On this fateful night, the flames wrote a chapter of devastation that resonated with a unique pain. The building stood not only as a monument to poverty and migration but also as a symbol of systemic neglect, a beacon of the broader issues that plague society.

Locked like a treasure chest with a rusted latch, the solitary security gate to escape remained an impassable barrier that transformed into a grim reaper. The very precaution intended to safeguard against theft, intrusion and possible police raids at the hijacked building now stood as a heartless sentinel, sealing the fate of those within.

Within the charred walls of 80 Albert Street existed a microcosm of vulnerability. A confluence of life's wanderers living in a maze of shacks inside the building, seeking refuge from the storms of their origins – economic migrants, asylum seekers, and the disenfranchised sons and daughters of South Africa. A diverse blend of humanity, knitted together by circumstances they did not choose, but nonetheless united by shared struggles.

The majority of the building's occupants hailed from distant lands; Malawi, Tanzania, and Zimbabwe – nations whose inhabitants are bound by hopes as they left their homelands in search of pastures said to be greener in a cityscape that promised both sanctuary and peril.

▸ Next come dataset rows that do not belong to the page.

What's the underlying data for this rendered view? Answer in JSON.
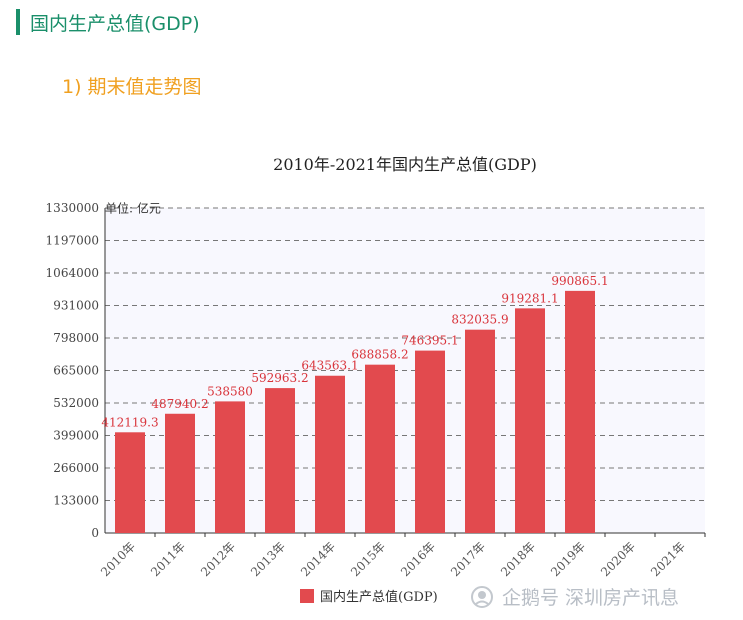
{
  "header": {
    "title": "国内生产总值(GDP)"
  },
  "subheader": {
    "title": "1) 期末值走势图"
  },
  "watermark": {
    "text": "企鹅号 深圳房产讯息"
  },
  "colors": {
    "accent": "#1a8f6a",
    "subtitle": "#f0a020",
    "bar": "#e24a4e",
    "label": "#d9343b"
  },
  "chart_data": {
    "type": "bar",
    "title": "2010年-2021年国内生产总值(GDP)",
    "unit_label": "单位: 亿元",
    "categories": [
      "2010年",
      "2011年",
      "2012年",
      "2013年",
      "2014年",
      "2015年",
      "2016年",
      "2017年",
      "2018年",
      "2019年",
      "2020年",
      "2021年"
    ],
    "series": [
      {
        "name": "国内生产总值(GDP)",
        "values": [
          412119.3,
          487940.2,
          538580,
          592963.2,
          643563.1,
          688858.2,
          746395.1,
          832035.9,
          919281.1,
          990865.1,
          null,
          null
        ],
        "labels": [
          "412119.3",
          "487940.2",
          "538580",
          "592963.2",
          "643563.1",
          "688858.2",
          "746395.1",
          "832035.9",
          "919281.1",
          "990865.1",
          "",
          ""
        ]
      }
    ],
    "yticks": [
      "0",
      "133000",
      "266000",
      "399000",
      "532000",
      "665000",
      "798000",
      "931000",
      "1064000",
      "1197000",
      "1330000"
    ],
    "ylim": [
      0,
      1330000
    ],
    "grid": true,
    "legend_position": "bottom"
  }
}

Johannesburg keeps her promises.

The tragedy underscored the abject failure to address the interplay of poverty, migration, and safety. The blaze served as a reminder of society's disregard for those teetering on the precipice of existence.

The flames that devoured 80 Albert Street revealed a stark truth – that beyond the glittering skyscrapers and bustling streets of Johannesburg's CBD, a shadowed underbelly persists, inhabited by those society has left behind. Those who are willing to throw themselves out of windows like caution to the wind to avoid a fiery death above, or meet it below when splattering on concrete. They know that when you are stuck between a rock and a hot place, you either jump or burn in this building.

At the front entrance of 80 Albert Street, a blue plaque stands as a reminder of history's echoes. This building, a heritage site of South Africa’s apartheid past, housed the office of the Non-European Affairs Department. An irony that the very place which once controlled the movement of African people through the infamous "dompas" now stood locked, trapping lives in a heart-wrenching twist of fate. The plaque, in its stoic words, reads, "The ‘dompas’ which controlled the movement of African people was issued here."

A spell was cast here, the building lived up and burned down to its words of restricting the movement of African people. Johannesburg keeps her promises.